Liegt die Tachykardie schon etwas länger vor, ist möglicherweise bereits die Kreislaufsituation des Patienten etwas oder deutlich beeinträchtigt. Dies äußert sich als Schwindel, evtl. Anfälle kurzer Ohnmacht. Möglicherweise ist es zum Lungenödem gekommen, also einer vermehrten Ansammlung von Flüssigkeit im Lungengewebe mit der Folge von Atemnot. Einen Notfall stellt der Schock dar – Bewusstlosigkeit, kalte und feuchtkalte Hände und Füße, verminderte Urinproduktion. 
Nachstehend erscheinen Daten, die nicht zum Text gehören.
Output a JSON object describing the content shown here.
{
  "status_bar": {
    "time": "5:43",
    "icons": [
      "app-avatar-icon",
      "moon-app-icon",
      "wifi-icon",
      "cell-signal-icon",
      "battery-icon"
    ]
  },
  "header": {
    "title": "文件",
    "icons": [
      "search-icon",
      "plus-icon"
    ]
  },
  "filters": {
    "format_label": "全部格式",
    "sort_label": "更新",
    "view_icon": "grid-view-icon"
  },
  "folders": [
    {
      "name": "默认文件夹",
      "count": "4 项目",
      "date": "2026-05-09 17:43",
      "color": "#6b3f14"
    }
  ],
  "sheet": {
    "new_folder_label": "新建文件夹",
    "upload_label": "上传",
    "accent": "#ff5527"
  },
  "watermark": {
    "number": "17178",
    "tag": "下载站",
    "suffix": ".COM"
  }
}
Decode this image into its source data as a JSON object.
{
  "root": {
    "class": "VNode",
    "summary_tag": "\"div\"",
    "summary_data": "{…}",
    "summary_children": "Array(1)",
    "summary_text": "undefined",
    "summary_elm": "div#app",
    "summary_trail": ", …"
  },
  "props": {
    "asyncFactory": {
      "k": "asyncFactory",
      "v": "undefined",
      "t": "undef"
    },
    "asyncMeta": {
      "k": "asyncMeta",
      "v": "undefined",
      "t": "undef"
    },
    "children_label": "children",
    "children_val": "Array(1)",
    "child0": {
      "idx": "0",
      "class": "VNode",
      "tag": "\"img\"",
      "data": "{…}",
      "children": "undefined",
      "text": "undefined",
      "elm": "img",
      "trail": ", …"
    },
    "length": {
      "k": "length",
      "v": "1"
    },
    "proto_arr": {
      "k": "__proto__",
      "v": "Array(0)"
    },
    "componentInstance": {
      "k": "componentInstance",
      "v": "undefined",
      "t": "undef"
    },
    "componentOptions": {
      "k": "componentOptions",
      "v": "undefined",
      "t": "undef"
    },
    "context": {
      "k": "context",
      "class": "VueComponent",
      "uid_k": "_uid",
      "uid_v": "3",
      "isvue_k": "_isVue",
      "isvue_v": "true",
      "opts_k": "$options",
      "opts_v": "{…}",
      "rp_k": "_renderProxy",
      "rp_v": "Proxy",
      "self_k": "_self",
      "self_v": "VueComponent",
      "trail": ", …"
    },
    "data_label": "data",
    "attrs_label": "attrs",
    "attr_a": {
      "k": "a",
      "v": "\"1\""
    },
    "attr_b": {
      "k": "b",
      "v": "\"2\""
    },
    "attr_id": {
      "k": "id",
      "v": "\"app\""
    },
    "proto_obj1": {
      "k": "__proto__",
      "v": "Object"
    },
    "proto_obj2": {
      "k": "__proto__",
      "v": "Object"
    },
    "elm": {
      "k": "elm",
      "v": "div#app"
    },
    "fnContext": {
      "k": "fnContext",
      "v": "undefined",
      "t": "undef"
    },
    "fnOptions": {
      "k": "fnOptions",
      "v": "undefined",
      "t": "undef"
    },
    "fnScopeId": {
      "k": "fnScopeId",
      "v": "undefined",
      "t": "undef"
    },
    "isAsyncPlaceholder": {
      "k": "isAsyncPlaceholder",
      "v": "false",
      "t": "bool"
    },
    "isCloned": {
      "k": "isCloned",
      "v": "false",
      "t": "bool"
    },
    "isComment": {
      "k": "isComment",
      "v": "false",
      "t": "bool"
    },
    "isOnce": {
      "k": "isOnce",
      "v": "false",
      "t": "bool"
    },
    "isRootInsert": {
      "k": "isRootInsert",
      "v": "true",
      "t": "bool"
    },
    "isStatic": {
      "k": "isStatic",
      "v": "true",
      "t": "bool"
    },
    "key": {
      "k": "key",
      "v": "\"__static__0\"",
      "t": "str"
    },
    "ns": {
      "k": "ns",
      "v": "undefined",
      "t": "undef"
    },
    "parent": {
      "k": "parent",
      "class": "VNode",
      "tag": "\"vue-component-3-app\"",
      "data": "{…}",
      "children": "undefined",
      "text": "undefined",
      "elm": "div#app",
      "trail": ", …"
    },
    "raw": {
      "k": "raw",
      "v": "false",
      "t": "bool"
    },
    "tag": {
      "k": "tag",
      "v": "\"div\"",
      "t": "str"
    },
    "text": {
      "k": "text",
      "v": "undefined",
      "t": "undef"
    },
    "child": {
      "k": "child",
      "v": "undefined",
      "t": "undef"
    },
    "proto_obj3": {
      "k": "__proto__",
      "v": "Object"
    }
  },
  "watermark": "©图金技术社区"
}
Kammerflimmern ist eine lebensbedrohliche pulslose Herzrhythmusstörung, bei der in den Herzkammern ungeordnete Erregungen ablaufen und der Herzmuskel sich nicht mehr geordnet kontrahiert. Unbehandelt führt das Kammerflimmern wegen der fehlenden Pumpleistung des Herzens sehr rasch zum Tode. Der Patient erleidet einen Kreislaufzusammenbruch und verliert das Bewusstsein innerhalb weniger Sekunden.

Andere Untersuchungen

Blutuntersuchungen nach einem möglichen Herzinfarkt können wichtige Informationen liefern. Die Kalium- und Magnesium-Werte sowie der Spiegel von eventuellen Medikamenten im Blut wird ebenfalls gemessen und überprüft.

Spezialuntersuchungen, die in Betracht gezogen werden können, sind Ultraschall-Untersuchungen des Herzens und eine Röntgen-Darstellung der Herzkranzgefäße mittels einer Kontrastmittelinjektion. Auch ein CT oder MRT des Herzens kann angezeigt sein. In speziellen, sog. elektrophysiologischen Untersuchungen lässt sich der Ablauf der elektrischen Signale im Herzmuskel und der darauf folgenden Kontraktionen noch genauer darstellen.

Behandlung

Die Behandlung zielt darauf ab, Episoden ventrikulärer Tachykardien zu stoppen und neue zu verhindern. Akut geht es darum, den Patienten, falls nötig, zu stabilisieren, d. h. Kreislauffunktion und Sauerstoffversorgung sicherzustellen. 

Akute Ventrikuläre Tachykardie (VT)

Kurze Anfälle von ventrikulären Tachykardien im frühzeitigen Verlauf eines Herzinfarkts sind meist nicht behandlungsbedürftig. Ausnahmen sind eine ventrikuläre Tachykardie mit einer Dauer von über 30 Sekunden oder deutliche Arrhythmien.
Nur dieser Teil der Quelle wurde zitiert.